Of course I left Kay behind to clean up my mess. The police issued a warrant for my arrest, but Kay persuaded the bar owners to drop criminal charges against me. The plea bargain came with a hefty price: the bar owners took nearly all the money we’d saved while operating the honky-tonk. They wouldn’t even let Kay get our personal belongings—a washer and dryer and photographs and keepsakes of our boys—out of a storage shed in back. Fortunately, Kay had hidden about two thousand dollars in a lockbox and used that money to move our trailer—which we were still paying for—back to Louisiana.

After the fight, I got out of Arkansas. Even though Kay paid off the bar owners, I didn’t know whether there were still arrest warrants out for me—assault and all that stuff. The bar owners had a restraining order against me, so I couldn’t go anywhere near them. I stayed out of Arkansas for about a decade because I didn’t know whether they were going to try to get me, put me in jail, or what.

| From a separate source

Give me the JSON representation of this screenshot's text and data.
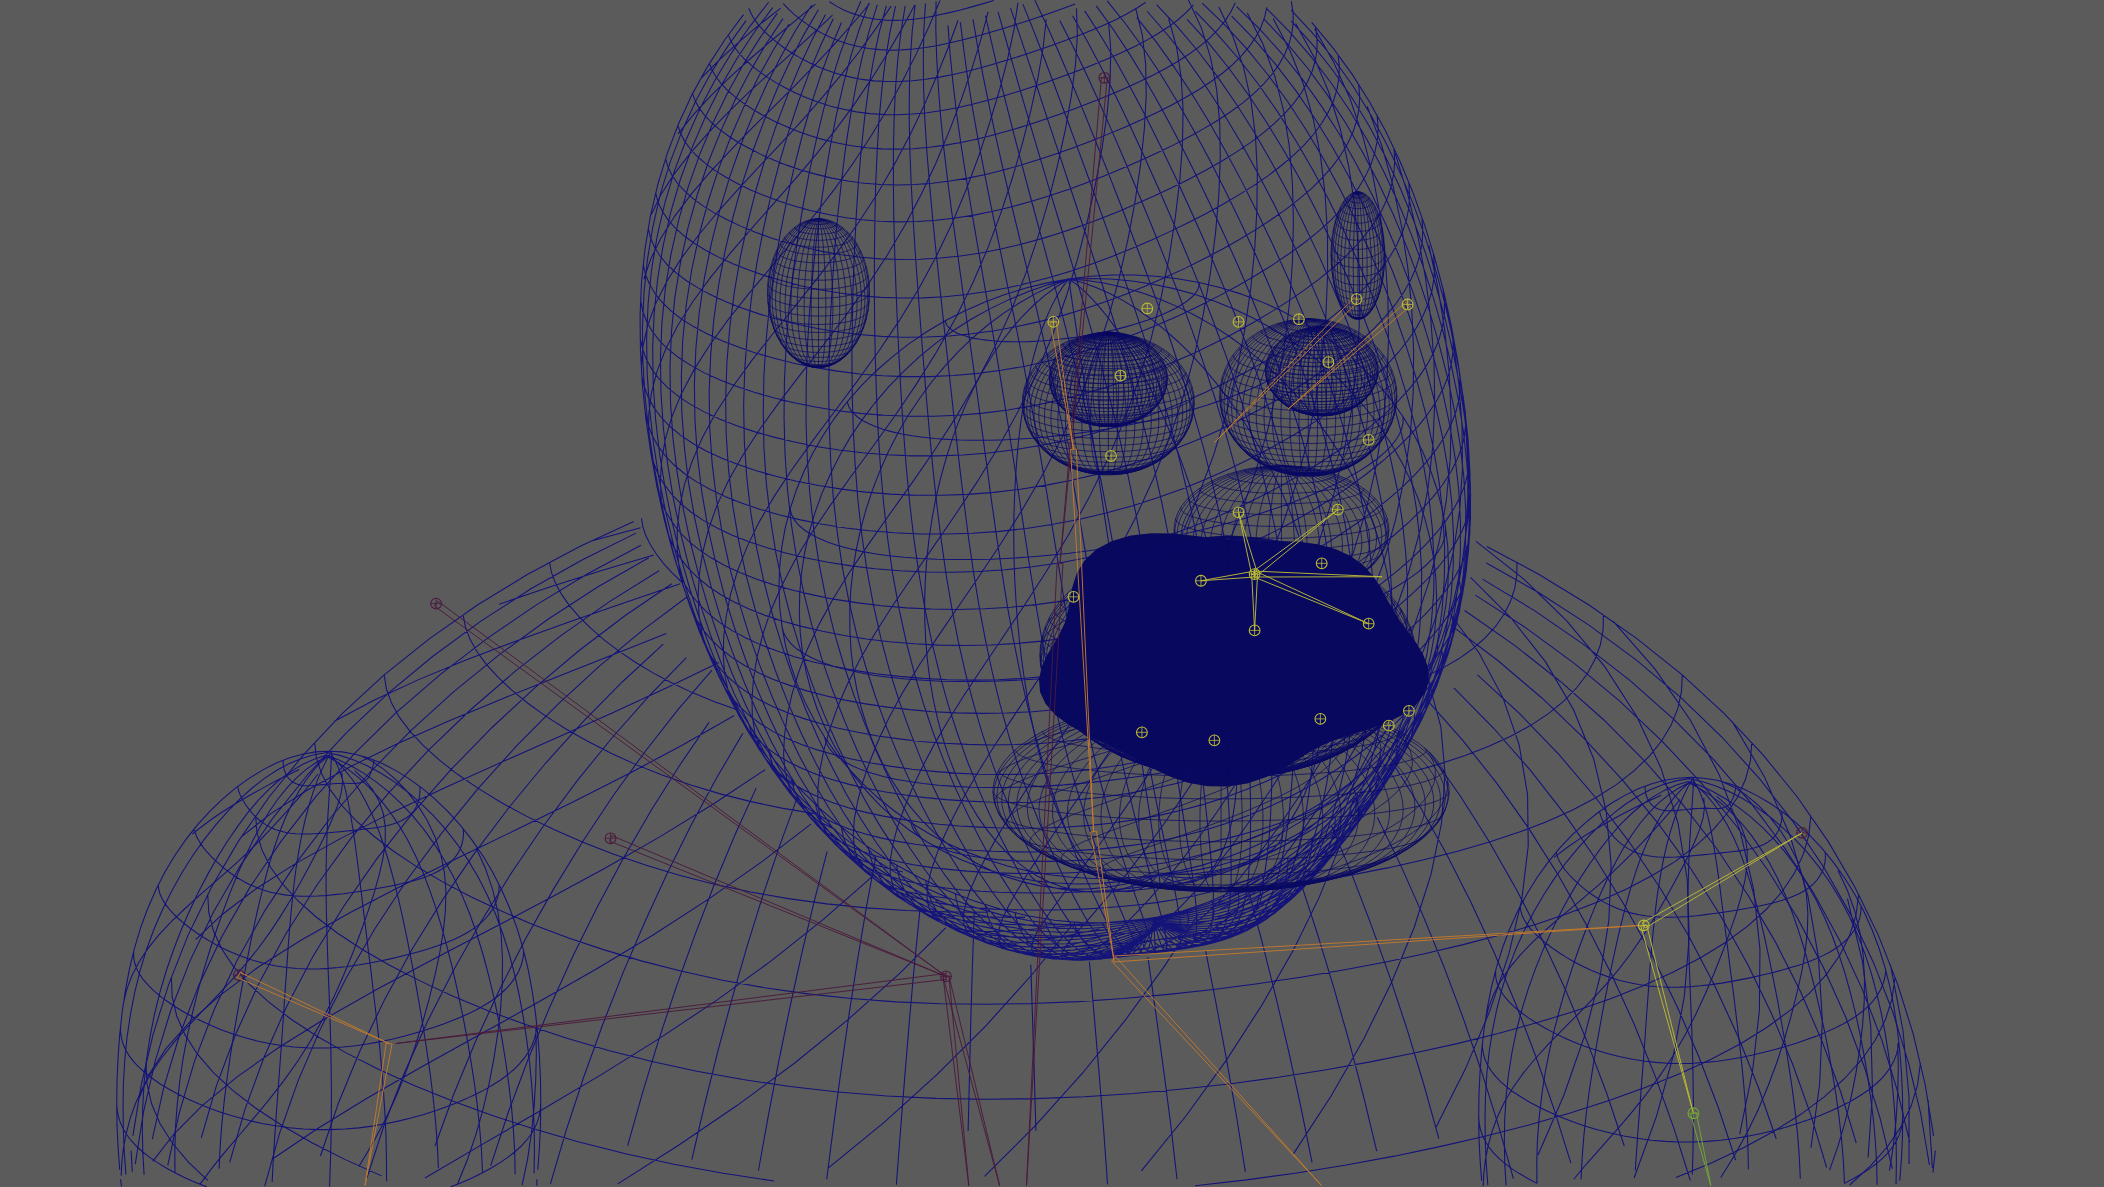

Kay moved our trailer to a spot beside Lake D’Arbonne at Farmerville, Louisiana, as she and I had discussed during a phone conversation. I eventually got a job working in the oil fields offshore in the Gulf of Mexico. In the meantime, Kay had to handle everything concerning the move back to Louisiana. For about the next year, she and I somehow endured, though our marriage was under tremendous strain.

While I was a fugitive, I kept hunting and fishing as much as I could—sandwiching the activities I loved around my offshore job. The incident at the bar didn’t stop me from romping, stomping, and ripping with my drinking buddies. Kay later said I wasn’t an alcoholic, only a problem drunk. But it was pretty clear I had a problem. She always held out hope that I would change my ways, and she believed that if we moved to a new location and met new people, things would get better. But they never did; things only got worse.

Kay said I wasn’t an alcoholic, only a problem drunk. But it was pretty clear I had a problem.